Someone serviced this TV not too long ago. Notice the new resistor under the 1B3GT HV rectifier socket. I have exactly the same type of resistor in my parts boxes.



Here are a couple of other recent replacements:



The electrolytic is piggybacked in parallel with a can electrolytic rather than taking the old cap out of circuit. I found another new electrolytic wired between two pins of the 6AH6 video amp. The red Big Chief cap looks like an older replacement. The original paper caps are a brand that I hadn't seen before: "Good-All Marbelite."

I made a couple of cursory checks and the B+ voltage seems reasonable. HV measures only 8.5KV, where that CRT normally wants something like 14KV.

The TV is still full of ancient electrolytics and paper caps, so I'm not going to burn a lot of time diagnosing specifics until it has been recapped. Lacking a good place to work, who knows when that will happen?

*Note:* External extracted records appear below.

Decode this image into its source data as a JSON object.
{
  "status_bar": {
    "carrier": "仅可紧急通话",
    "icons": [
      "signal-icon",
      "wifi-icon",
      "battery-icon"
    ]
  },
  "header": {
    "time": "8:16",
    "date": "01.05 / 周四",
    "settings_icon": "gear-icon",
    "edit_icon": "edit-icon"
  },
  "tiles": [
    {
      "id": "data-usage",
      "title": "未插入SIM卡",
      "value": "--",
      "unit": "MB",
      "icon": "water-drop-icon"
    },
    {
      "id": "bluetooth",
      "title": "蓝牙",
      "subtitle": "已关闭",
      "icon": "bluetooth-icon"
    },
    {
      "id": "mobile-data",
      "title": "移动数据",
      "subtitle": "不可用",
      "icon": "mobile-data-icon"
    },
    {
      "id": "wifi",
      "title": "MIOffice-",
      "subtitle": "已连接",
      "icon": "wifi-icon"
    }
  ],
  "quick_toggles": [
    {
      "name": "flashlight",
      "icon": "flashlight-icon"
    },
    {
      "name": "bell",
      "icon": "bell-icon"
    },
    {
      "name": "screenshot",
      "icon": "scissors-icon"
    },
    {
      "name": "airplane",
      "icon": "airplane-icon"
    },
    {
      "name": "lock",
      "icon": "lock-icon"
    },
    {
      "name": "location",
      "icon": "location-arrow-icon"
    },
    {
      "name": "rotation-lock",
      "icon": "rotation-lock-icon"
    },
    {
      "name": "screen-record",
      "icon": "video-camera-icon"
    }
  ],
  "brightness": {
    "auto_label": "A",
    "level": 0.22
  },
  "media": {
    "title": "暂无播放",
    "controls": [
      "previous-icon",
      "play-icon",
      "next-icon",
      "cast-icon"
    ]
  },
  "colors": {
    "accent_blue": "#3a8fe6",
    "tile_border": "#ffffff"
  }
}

It's interesting to peek underneath, anyhow. Yes, it's an inexpensive, series-string set, but the factory wiring is tidy and the overall build quality looks decent. It's surprisingly sensitive, all things considered. When I first powered it up, it made very clear audio receiving a signal from my in-house transmitter, without anything connected to its antenna terminals.

Phil Nelson
Phil's Old Radios
http://antiqueradio.org/index.html
I would check the resistor that was replaced under the 1B3 socket. Maybe the wrong value was chosen and is starving the 1B3 filament.
The shaft the adjusts the flyback core gap is the width control. I would turn it fully clockwise, for now. The other shaft is for the horizontal centering.
Regarding the tuner: It could a Standard Coil. If the strips are in one piece, someone else made it!
BTW, the set is a parallel wired set. IDK, if the transformer has a winding for the damper tube or a secondary tap.